El doctor Grantham y Catherine se dirigieron hacia la sala de pacientes. Edna McBride estaba tejiendo, sentada en la cama.
–Hola, señorita McBride –la saludó el doctor Grantham–. Esta no es una visita oficial, volveré después, y posiblemente también mañana por la mañana, antes de su operación. La hermana Marlow me ha dicho que está usted ansiosa por saber quién va a operarla.
–Sí, lo estoy –admitió Edna McBride–. Creí entender que sería usted quien me operaría, pero luego me han informado de que es posible que lo haga su sustituto.
–Siempre cabe esa posibilidad –aseguró Paul Grantham–, pero deje que la tranquilice. Si Dios quiere –añadió poniendo una mano sobre las de la paciente–, seré yo quien la opere.
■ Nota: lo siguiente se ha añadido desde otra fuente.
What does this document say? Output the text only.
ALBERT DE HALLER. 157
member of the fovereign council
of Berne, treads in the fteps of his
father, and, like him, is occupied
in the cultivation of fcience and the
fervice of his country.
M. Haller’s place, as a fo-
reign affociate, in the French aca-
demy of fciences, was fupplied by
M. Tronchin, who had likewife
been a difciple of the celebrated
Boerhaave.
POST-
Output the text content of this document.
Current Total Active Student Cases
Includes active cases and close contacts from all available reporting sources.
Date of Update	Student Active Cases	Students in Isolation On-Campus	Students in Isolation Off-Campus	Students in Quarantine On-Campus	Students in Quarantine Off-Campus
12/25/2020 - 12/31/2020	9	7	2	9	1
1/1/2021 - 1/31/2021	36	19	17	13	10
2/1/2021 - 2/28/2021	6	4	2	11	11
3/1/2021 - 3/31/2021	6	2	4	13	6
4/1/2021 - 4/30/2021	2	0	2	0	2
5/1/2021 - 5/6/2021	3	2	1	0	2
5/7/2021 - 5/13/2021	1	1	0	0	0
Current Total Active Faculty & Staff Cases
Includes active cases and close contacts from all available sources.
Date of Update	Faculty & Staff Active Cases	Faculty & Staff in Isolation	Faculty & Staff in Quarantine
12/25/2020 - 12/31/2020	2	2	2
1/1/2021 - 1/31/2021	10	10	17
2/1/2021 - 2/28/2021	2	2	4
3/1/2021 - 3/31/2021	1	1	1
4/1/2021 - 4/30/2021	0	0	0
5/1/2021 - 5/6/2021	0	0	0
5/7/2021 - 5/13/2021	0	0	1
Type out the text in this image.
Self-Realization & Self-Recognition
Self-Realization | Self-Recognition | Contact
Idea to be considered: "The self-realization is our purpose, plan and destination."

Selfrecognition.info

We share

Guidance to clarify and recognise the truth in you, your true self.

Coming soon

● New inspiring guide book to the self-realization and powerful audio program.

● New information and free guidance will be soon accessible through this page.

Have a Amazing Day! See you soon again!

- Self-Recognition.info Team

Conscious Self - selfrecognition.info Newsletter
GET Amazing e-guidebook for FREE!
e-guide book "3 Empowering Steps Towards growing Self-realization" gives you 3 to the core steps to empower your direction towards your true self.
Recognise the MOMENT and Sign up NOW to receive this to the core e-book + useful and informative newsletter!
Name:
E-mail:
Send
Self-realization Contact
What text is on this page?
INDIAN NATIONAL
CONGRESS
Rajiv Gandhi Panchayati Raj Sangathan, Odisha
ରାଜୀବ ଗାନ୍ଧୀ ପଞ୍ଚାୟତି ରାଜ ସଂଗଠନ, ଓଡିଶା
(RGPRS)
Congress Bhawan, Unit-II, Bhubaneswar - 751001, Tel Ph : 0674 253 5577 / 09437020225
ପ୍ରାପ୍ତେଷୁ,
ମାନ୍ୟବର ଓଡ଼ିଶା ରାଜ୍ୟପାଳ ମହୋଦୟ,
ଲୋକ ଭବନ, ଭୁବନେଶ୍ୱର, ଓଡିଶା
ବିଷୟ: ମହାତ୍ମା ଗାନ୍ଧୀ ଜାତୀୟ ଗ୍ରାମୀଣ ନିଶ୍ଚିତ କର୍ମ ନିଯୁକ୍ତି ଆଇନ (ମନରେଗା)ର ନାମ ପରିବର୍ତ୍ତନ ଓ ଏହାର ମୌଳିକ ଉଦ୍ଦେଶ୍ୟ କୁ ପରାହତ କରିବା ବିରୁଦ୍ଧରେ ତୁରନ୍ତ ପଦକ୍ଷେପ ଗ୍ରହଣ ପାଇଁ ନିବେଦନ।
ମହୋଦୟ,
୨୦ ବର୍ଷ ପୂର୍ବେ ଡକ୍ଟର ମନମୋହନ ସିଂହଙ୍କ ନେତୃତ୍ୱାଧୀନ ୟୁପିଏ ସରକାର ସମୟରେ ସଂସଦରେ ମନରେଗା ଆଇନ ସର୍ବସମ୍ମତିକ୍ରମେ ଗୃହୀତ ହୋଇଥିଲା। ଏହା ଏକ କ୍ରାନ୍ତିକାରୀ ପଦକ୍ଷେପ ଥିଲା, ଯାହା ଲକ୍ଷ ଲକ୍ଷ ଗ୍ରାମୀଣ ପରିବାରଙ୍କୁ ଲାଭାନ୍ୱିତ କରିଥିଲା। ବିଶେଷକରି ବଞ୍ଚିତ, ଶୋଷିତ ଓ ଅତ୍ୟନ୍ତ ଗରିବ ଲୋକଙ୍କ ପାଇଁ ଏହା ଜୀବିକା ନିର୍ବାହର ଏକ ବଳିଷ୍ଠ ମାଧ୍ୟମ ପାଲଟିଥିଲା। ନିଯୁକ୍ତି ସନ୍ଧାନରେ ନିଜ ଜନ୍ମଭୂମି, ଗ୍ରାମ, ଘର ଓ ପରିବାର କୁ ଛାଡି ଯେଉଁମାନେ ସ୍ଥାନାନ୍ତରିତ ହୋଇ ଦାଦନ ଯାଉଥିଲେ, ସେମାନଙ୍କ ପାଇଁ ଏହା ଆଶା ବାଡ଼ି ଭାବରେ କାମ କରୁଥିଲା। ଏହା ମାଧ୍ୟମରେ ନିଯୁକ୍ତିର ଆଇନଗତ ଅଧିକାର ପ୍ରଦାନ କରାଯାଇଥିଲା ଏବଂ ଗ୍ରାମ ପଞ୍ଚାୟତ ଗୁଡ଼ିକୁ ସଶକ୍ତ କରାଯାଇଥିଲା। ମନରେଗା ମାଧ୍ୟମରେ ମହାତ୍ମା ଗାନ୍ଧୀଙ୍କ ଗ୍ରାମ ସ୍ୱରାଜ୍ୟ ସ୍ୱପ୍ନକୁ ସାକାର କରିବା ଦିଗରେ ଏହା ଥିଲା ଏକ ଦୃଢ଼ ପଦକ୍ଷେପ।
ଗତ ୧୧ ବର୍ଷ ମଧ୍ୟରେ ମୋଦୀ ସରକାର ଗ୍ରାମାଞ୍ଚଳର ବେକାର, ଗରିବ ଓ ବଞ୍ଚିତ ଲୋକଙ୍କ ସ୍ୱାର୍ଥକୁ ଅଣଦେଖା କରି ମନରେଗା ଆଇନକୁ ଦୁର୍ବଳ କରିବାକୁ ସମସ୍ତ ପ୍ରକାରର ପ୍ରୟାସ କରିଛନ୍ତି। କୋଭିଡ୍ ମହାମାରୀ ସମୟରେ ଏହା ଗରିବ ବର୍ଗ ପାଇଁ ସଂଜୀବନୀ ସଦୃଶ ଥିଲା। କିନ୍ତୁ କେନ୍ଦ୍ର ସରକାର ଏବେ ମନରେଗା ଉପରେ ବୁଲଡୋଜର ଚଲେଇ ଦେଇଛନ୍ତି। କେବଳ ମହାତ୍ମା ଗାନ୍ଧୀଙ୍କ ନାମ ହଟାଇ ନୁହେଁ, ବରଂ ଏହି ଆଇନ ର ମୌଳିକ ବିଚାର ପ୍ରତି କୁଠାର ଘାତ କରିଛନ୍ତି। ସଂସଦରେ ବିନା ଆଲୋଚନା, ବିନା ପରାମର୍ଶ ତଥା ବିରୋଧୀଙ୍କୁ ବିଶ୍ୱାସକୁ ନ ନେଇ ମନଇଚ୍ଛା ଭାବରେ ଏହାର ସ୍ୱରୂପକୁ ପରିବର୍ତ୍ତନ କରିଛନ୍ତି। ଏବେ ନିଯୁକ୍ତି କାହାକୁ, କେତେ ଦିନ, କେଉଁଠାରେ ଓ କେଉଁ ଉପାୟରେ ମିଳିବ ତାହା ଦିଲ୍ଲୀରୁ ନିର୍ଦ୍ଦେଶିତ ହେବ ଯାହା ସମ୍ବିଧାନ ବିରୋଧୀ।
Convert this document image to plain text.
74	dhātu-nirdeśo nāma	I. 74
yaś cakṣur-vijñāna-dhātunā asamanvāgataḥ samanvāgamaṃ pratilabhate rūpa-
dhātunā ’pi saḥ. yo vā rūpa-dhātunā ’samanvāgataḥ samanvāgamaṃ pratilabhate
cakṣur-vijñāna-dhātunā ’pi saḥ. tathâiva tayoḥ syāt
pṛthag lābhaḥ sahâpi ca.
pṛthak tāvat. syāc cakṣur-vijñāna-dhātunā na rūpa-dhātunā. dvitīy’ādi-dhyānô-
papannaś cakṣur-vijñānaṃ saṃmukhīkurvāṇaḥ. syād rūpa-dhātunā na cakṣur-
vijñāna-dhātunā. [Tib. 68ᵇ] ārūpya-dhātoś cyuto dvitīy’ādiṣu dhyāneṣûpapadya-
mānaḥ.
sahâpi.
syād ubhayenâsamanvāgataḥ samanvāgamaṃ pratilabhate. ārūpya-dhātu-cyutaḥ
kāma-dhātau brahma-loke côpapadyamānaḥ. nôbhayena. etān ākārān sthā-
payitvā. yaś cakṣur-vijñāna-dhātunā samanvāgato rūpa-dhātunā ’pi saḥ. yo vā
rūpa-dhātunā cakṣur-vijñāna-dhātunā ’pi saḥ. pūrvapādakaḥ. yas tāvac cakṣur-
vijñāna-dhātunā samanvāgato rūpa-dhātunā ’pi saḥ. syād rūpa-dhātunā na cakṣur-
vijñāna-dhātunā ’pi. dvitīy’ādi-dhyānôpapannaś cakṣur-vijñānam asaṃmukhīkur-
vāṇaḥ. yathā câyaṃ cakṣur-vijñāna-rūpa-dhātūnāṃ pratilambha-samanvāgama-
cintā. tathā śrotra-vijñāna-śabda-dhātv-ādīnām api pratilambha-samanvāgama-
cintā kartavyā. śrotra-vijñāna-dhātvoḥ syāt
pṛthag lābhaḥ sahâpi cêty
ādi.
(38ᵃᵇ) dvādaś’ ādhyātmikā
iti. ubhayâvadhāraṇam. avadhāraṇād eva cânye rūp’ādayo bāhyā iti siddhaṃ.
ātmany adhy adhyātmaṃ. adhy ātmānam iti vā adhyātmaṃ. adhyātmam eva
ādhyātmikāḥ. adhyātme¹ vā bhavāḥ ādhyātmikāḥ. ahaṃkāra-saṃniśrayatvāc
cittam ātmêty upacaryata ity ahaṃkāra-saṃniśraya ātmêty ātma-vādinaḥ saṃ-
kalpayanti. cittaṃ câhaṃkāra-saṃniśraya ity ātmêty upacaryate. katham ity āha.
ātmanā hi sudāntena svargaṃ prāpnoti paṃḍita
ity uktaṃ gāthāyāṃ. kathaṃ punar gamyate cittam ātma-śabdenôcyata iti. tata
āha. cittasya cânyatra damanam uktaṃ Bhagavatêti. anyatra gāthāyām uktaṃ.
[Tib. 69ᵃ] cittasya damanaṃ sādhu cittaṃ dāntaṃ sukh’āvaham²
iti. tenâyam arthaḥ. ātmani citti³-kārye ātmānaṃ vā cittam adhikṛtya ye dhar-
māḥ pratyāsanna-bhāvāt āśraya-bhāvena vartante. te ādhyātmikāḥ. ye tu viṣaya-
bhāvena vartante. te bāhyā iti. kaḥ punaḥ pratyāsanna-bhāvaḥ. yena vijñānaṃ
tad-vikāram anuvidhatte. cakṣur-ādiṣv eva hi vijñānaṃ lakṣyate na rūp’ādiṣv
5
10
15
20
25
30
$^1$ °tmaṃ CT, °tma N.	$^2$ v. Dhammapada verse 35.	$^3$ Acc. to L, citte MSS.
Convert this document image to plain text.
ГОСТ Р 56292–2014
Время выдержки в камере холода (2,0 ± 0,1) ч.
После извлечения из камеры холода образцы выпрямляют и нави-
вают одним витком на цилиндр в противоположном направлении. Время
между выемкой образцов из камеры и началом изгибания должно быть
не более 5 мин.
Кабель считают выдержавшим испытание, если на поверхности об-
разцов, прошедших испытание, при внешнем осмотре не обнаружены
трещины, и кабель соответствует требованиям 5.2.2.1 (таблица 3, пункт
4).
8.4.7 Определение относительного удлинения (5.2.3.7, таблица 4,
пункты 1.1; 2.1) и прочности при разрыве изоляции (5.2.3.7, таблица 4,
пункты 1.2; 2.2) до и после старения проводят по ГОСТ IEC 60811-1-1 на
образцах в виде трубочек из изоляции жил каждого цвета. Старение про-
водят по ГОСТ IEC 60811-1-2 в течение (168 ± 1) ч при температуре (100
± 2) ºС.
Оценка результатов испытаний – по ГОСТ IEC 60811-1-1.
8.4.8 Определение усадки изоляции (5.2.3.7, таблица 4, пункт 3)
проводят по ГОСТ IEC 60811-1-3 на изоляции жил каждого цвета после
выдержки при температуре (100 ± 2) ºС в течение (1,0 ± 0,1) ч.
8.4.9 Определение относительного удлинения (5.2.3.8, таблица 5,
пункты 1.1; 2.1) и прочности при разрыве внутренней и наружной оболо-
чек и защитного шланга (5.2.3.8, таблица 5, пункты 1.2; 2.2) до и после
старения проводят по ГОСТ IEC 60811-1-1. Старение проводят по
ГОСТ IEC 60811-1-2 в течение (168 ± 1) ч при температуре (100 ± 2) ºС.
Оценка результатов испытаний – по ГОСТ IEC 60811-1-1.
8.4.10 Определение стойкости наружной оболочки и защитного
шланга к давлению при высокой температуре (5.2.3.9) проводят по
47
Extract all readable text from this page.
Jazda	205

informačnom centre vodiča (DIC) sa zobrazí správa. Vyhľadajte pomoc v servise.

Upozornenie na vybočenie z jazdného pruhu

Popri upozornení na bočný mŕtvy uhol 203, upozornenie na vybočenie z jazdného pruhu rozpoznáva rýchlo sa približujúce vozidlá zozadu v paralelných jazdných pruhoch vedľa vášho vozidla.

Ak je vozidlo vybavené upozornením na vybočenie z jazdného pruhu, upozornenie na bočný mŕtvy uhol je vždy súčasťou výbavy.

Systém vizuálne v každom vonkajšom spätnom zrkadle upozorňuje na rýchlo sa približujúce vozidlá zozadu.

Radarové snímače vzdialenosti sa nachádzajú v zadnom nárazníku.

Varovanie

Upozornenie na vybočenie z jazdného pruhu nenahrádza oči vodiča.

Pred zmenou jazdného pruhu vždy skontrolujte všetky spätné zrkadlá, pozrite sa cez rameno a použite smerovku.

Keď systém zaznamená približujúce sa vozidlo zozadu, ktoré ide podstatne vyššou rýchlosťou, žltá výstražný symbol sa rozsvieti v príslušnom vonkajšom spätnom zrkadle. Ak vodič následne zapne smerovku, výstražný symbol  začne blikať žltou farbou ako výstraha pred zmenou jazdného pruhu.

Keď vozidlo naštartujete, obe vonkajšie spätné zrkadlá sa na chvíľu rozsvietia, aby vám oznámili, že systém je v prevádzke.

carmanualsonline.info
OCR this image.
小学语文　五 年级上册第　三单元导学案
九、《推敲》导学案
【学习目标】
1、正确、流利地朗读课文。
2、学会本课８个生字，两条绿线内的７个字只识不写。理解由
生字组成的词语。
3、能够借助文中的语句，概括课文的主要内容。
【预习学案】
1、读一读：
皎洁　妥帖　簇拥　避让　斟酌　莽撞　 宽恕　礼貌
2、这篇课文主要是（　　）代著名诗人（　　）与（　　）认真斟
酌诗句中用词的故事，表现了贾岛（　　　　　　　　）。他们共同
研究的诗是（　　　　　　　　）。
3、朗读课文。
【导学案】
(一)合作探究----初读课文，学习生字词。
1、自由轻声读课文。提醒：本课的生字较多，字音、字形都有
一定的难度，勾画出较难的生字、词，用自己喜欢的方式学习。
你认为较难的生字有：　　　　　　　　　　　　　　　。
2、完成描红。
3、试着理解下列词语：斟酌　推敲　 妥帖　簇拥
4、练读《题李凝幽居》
–Oh, gracias. Muchas gracias, doctor Grantham. No sabe usted cuánto me tranquiliza oírlo.
–Bien, y ahora… descanse. La veré más tarde. Gracias, enfermera –añadió el doctor Grantham levantando la vista hacia Catherine.
Por un momento Catherine pensó que él ni siquiera la había reconocido, y menos aún recordaba que era ella quien había tropezado horas antes, en el mostrador. Sin duda, para el doctor Grantham todas las enfermeras eran iguales. Lizzie tenía razón, era muy atractivo. Inmaculadamente vestido, con traje gris y camisa blanca, la combinación de sus cabellos canos con aquellos ojos azules resultaba devastadora.
Catherine lo acompañó al puesto de enfermeras donde, tras unas breves palabras con la hermana Marlow, él desapareció en dirección al quirófano, y la rutina se reanudó.
–¿Ha ido el doctor Grantham especialmente a ver a Edna McBride? –preguntó Lizzie.
–Eso parece –contestó Catherine–. Edna estaba preocupada por saber quién la operaría. Fue a tranquilizarla.
–¿Ves a qué me refiero, cuando te digo que siempre hace sentir a sus pacientes como si fueran únicos? –inquirió Lizzie.
–Sí, y no es habitual. No hasta ese punto, al menos –repuso Catherine–. Ahí vienen los celadores a llevarse a Marion Finch al quirófano, tengo que irme.
Marion estaba medio dormida a causa de la anestesia previa, pero eso no le impidió seguir charlando como una cotorra con los celadores y con Catherine. Al llegar a la sala de anestesia y ver a la hermana se asustó y se aferró a la mano de Catherine.
–Tranquila, Marion –la calmó Catherine–. Tengo que irme, pero pronto estarás bien. Te dejo con la hermana.
–¿Vendrás a verme cuando me despierte? –murmuró Marion.
–Por supuesto. Hasta luego.
–Bien –asintió Marion–. Doctor Grantham, soy toda suya.
–Eso dicen todas siempre –comentó la hermana.
Por un instante, a través de las puertas, Catherine vio una figura vestida y enmascarada de verde, con ropa de quirófano. No lo habría reconocido, a no ser por los ojos.
CON LA ayuda de Eileen Swan, especialista en cuidados postoperatorios, Catherine trasladó a Marion Finch a su cama. Después le tomaron la presión sanguínea, el pulso y la temperatura, y comprobaron que tuviera bien puesto el suero. La refrescaron y la lavaron en la misma cama y comprobaron que el catéter funcionara bien.
–Casi hemos acabado contigo, Marion –dijo Catherine tras oírla gemir–. Voy a inyectarte un analgésico para el dolor, así descansarás mejor.